• New Rules for Anti-Money Laundering Procedures
  • March 1, 2006 | Author: Peter E. Schifsky
  • Law Firm: Pepper Hamilton LLP - Philadelphia Office
  • Beginning on April 4, 2006, mutual funds, broker-dealers, commodities brokers and banks will be required to apply anti-money laundering (AML) procedures to foreign accounts.

    In January, the U.S. Treasury's Financial Crimes Enforcement Network, the nation's chief enforcer of AML regulations, adopted regulations implementing Rule 312 of the USA PATRIOT Act. The Rule applies to all "covered U.S. financial institutions" -- including banking institutions, securities broker-dealers, futures commission merchants and introducing commodities brokers, and mutual funds. They must establish a due diligence program to detect and report money laundering activity conducted through, or involving:

    • correspondent accounts established or managed in the U.S. by a non-U.S. financial institution1
    • private banking accounts established or maintained in the U.S. by a non-U.S. person.

    Correspondent Accounts

    A correspondent account is an account established for a foreign financial institution to receive deposits from, or to make payments or other disbursements on behalf of, the foreign financial institution, or to handle other financial transactions related to such foreign financial institutions.

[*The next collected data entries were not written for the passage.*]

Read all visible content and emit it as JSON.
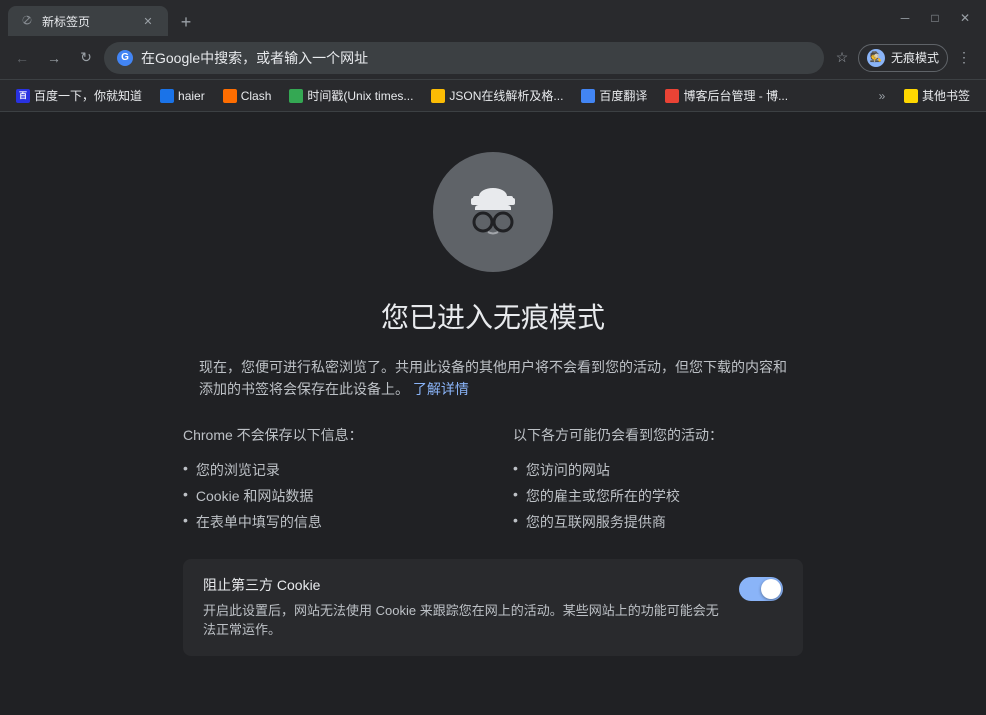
{
  "titlebar": {
    "tab_title": "新标签页",
    "new_tab_icon": "+",
    "minimize_label": "－",
    "maximize_label": "□",
    "close_label": "✕"
  },
  "toolbar": {
    "back_icon": "←",
    "forward_icon": "→",
    "refresh_icon": "↻",
    "address_text": "在Google中搜索，或者输入一个网址",
    "google_label": "G",
    "star_icon": "☆",
    "profile_label": "无痕模式",
    "menu_icon": "⋮"
  },
  "bookmarks": [
    {
      "id": "baidu",
      "label": "百度一下，你就知道",
      "color_class": "fav-baidu"
    },
    {
      "id": "haier",
      "label": "haier",
      "color_class": "fav-haier"
    },
    {
      "id": "clash",
      "label": "Clash",
      "color_class": "fav-clash"
    },
    {
      "id": "time",
      "label": "时间戳(Unix times...",
      "color_class": "fav-time"
    },
    {
      "id": "json",
      "label": "JSON在线解析及格...",
      "color_class": "fav-json"
    },
    {
      "id": "translate",
      "label": "百度翻译",
      "color_class": "fav-translate"
    },
    {
      "id": "blog",
      "label": "博客后台管理 - 博...",
      "color_class": "fav-blog"
    },
    {
      "id": "more",
      "label": "»",
      "color_class": ""
    },
    {
      "id": "other",
      "label": "其他书签",
      "color_class": "fav-other"
    }
  ],
  "main": {
    "incognito_title": "您已进入无痕模式",
    "description_line1": "现在，您便可进行私密浏览了。共用此设备的其他用户将不会看到您的活动，但您下载的内容和",
    "description_line2": "添加的书签将会保存在此设备上。",
    "learn_more": "了解详情",
    "chrome_wont_save_title": "Chrome 不会保存以下信息：",
    "chrome_wont_save_items": [
      "您的浏览记录",
      "Cookie 和网站数据",
      "在表单中填写的信息"
    ],
    "still_visible_title": "以下各方可能仍会看到您的活动：",
    "still_visible_items": [
      "您访问的网站",
      "您的雇主或您所在的学校",
      "您的互联网服务提供商"
    ],
    "cookie_title": "阻止第三方 Cookie",
    "cookie_desc": "开启此设置后，网站无法使用 Cookie 来跟踪您在网上的活动。某些网站上的功能可能会无法正常运作。"
  }
}
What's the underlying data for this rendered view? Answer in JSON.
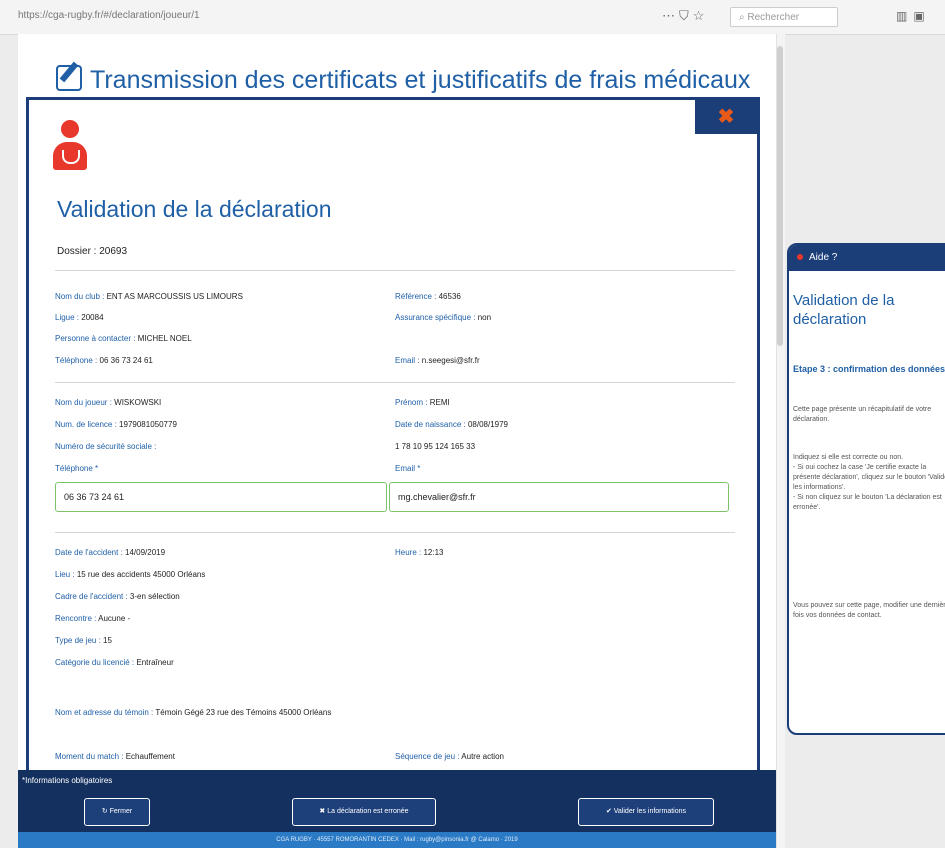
{
  "browser": {
    "url": "https://cga-rugby.fr/#/declaration/joueur/1",
    "search_placeholder": "Rechercher"
  },
  "page": {
    "title": "Transmission des certificats et justificatifs de frais médicaux"
  },
  "modal": {
    "close_label": "✖",
    "title": "Validation de la déclaration",
    "dossier": "Dossier : 20693",
    "club": [
      {
        "label": "Nom du club :",
        "value": "ENT AS MARCOUSSIS US LIMOURS"
      },
      {
        "label": "Référence :",
        "value": "46536"
      },
      {
        "label": "Ligue :",
        "value": "20084"
      },
      {
        "label": "Assurance spécifique :",
        "value": "non"
      },
      {
        "label": "Personne à contacter :",
        "value": "MICHEL NOEL"
      },
      {
        "label": "Téléphone :",
        "value": "06 36 73 24 61"
      },
      {
        "label": "Email :",
        "value": "n.seegesi@sfr.fr"
      }
    ],
    "player": [
      {
        "label": "Nom du joueur :",
        "value": "WISKOWSKI"
      },
      {
        "label": "Prénom :",
        "value": "REMI"
      },
      {
        "label": "Num. de licence :",
        "value": "1979081050779"
      },
      {
        "label": "Date de naissance :",
        "value": "08/08/1979"
      },
      {
        "label": "Numéro de sécurité sociale :",
        "value": ""
      },
      {
        "label": "",
        "value": "1 78 10 95 124 165 33"
      }
    ],
    "phone_label": "Téléphone *",
    "phone_value": "06 36 73 24 61",
    "email_label": "Email *",
    "email_value": "mg.chevalier@sfr.fr",
    "accident": [
      {
        "label": "Date de l'accident :",
        "value": "14/09/2019"
      },
      {
        "label": "Heure :",
        "value": "12:13"
      },
      {
        "label": "Lieu :",
        "value": "15 rue des accidents 45000 Orléans"
      },
      {
        "label": "Cadre de l'accident :",
        "value": "3-en sélection"
      },
      {
        "label": "Rencontre :",
        "value": "Aucune -"
      },
      {
        "label": "Type de jeu :",
        "value": "15"
      },
      {
        "label": "Catégorie du licencié :",
        "value": "Entraîneur"
      }
    ],
    "witness": {
      "label": "Nom et adresse du témoin :",
      "value": "Témoin Gégé 23 rue des Témoins 45000 Orléans"
    },
    "match": [
      {
        "label": "Moment du match :",
        "value": "Echauffement"
      },
      {
        "label": "Séquence de jeu :",
        "value": "Autre action"
      }
    ]
  },
  "footer": {
    "obligatory": "*Informations obligatoires",
    "close_button": "↻ Fermer",
    "error_button": "✖ La déclaration est erronée",
    "validate_button": "✔ Valider les informations",
    "copyright": "CGA RUGBY · 45557 ROMORANTIN CEDEX · Mail : rugby@pinsonia.fr @ Calamo · 2019"
  },
  "help": {
    "header": "Aide ?",
    "title": "Validation de la déclaration",
    "step": "Etape 3 : confirmation des données",
    "p1": "Cette page présente un récapitulatif de votre déclaration.",
    "p2": "Indiquez si elle est correcte ou non.\n- Si oui cochez la case 'Je certifie exacte la présente déclaration', cliquez sur le bouton 'Valider les informations'.\n- Si non cliquez sur le bouton 'La déclaration est erronée'.",
    "p3": "Vous pouvez sur cette page, modifier une dernière fois vos données de contact."
  }
}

    Under Rule 312, U.S. financial institutions will be required to establish a due diligence program for correspondent accounts that will :

    • determine whether the account is subject to enhanced AML due diligence
    • assess the money laundering risk posed based on a consideration of relevant risk factors, including:
      • the nature of the foreign financial institution's business and the markets it serves
      • the type, purpose and anticipated activity of the correspondent account
      • the nature and duration of the covered financial institution's relationship with the foreign financial institution and its affiliates
      • the anti-money laundering and supervisory regime of the jurisdiction that issued the charter or license to the foreign financial institution, and, to the extent that information is reasonably available, of the jurisdiction in which any company that is an owner of the foreign financial institution is incorporated or chartered
      • information known or reasonably available to the covered financial institution about the foreign financial institution's anti-money laundering record
    • apply risk-based procedures and controls to each correspondent account reasonably designed to detect and report known or suspected money laundering activity, including a periodic review of the correspondent account activity.

    Private Banking Accounts

    A private banking account is established or maintained for the benefit of one or more non-U.S. persons, requires a minimum aggregate deposit of funds or other assets of not less than $1 million, and is assigned to a bank employee who acts as a liaison between the financial institution and the non-U.S. person.

    Under Rule 312, U.S. financial institutions will be required to establish a risk-based due diligence program for private banking accounts that at a minimum:

    • ascertains the identity of all nominal and beneficial owners of a private banking account
    • ascertains whether any nominal or beneficial owner of a private banking account is a senior non-U.S. political figure
    • ascertains the sources of funds deposited into a private banking account and the purpose and expected use of the account
    • reviews account activity to ensure that it is consistent with the information obtained about the client's source of funds and with the stated purpose and expected use of the account.

    The exact nature of the due diligence conducted varies with each client, depending on the presence of potential risk factors. Due diligence should be commensurate with the size of the account; accounts with more deposits and assets should be subject to greater due diligence, requiring covered financial institutions to conduct extensive investigation into the relevant factors. If the institution at any time learns of information that casts doubt on previous information, further due diligence would be appropriate.

    Covered U.S. financial institutions must establish and apply these new due diligence requirements to new correspondent accounts starting on April 4, 2006. For existing accounts and accounts established before April 4, 2006, the rule takes effect September 11, 2006. These are important developments, and covered institutions should consult with legal counsel about compliance as soon as possible. If you have any questions, please contact a member of Pepper's Investment Management Practice Group.

    1 A "non-U.S. financial institution" is a (1) a non-U.S. bank; (2) a non-U.S. branch of a U.S. bank; (3) a business organized under non-U.S. law that, if it were located in the United States, would be a securities broker-dealer, futures commission merchant, introducing broker in commodities, or a mutual fund or (4) a money transmitter or currency exchanger organized under non-U.S. law.